Why Food Sticks to Your Pan After You Cook

It’s a universal and irritating cooking experience: your scrambled eggs have stuck to the skillet, leaving the food cemented to the pan. Even with the best non-stick pan, food sometimes just sticks anyway, leaving many home cooks confused about what went wrong. Temperature and oil use are usually at play, though you can do a few things to decrease the chances of your food requiring heavy scraping to be released from the pan. Here’s why food sticks to the pan and how to keep it from happening.

Your Pan’s Surface May Play a Role

There are so many types of frying pans to choose from — nonstick, cast-iron, and ceramic, for example — and not all are created equally or used the same. Each of these pans requires different cooking temperatures and preheating techniques, so knowing your pan type and how to cook on it makes a difference.

Nonstick pans are typically finished with chemical compounds that create a barrier between the skillet’s metal to prevent sticking.
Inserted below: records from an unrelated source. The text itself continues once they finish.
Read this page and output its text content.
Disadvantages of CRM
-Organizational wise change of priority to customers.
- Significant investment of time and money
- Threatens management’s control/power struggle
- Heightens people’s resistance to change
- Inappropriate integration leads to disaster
They should be preheated with a small amount of oil or butter added to the cold pan and never used on high heat.

Cast-iron pans get their stick-free status thanks to a heavily baked-in seasoning that requires little additional oil in the pan, though the surface only remains smooth with careful upkeep.

Ceramic pans are made from stainless steel or aluminum coated with a thin layer of baked-in clay glazing. This coating makes them smooth cooking surfaces, though these pans require gentle cooking and cleaning (meaning no metal spatulas or rough dish scrubbers) to prevent scrapes and scratches that destroy the pan’s ceramic barrier.

Your Heated Pan Needs Oil or Fat

Oils and fats — like olive oil, butter, or ghee — are important tools in your cooking arsenal. They don’t just provide flavor to your finished dish; using one of these ingredients to coat your warmed pan or skillet creates a chemical barrier between the pan’s surface and your food. All pans have microscopic cracks, crevices, and ridges that are invisible to the naked eye. When pans heat up, the expanding metal traps food in those spaces, where it sticks and burns. Adding oils and fats to the pan lubricates the surface, creating a barrier that keeps food from falling into these tiny traps.

You’re Cooking at the Wrong Temperature

Preheating pans to the proper temperature makes all the difference in stick-free sauteing. In a too-cool pan, oil isn’t hot enough to sear food, and the ingredients soak up the oil, making them stick to the pan and giving them an oily, bogged-down taste. Conversely, too-hot pans burn food before it can cook through.

Your Ingredients Are Too Wet

The amount of moisture in your food plays a role in whether or not it sticks to a hot skillet. The extra water in the pan drops its temperature, cooling the skillet and increasing the odds of food soaking up oil (not to mention causing oil to pop and splatter). Freshly washed ingredients should be blotted or dried in a salad spinner to reduce moisture, and damp meat and other damp proteins should be patted with a paper towel before adding them to a heated pan.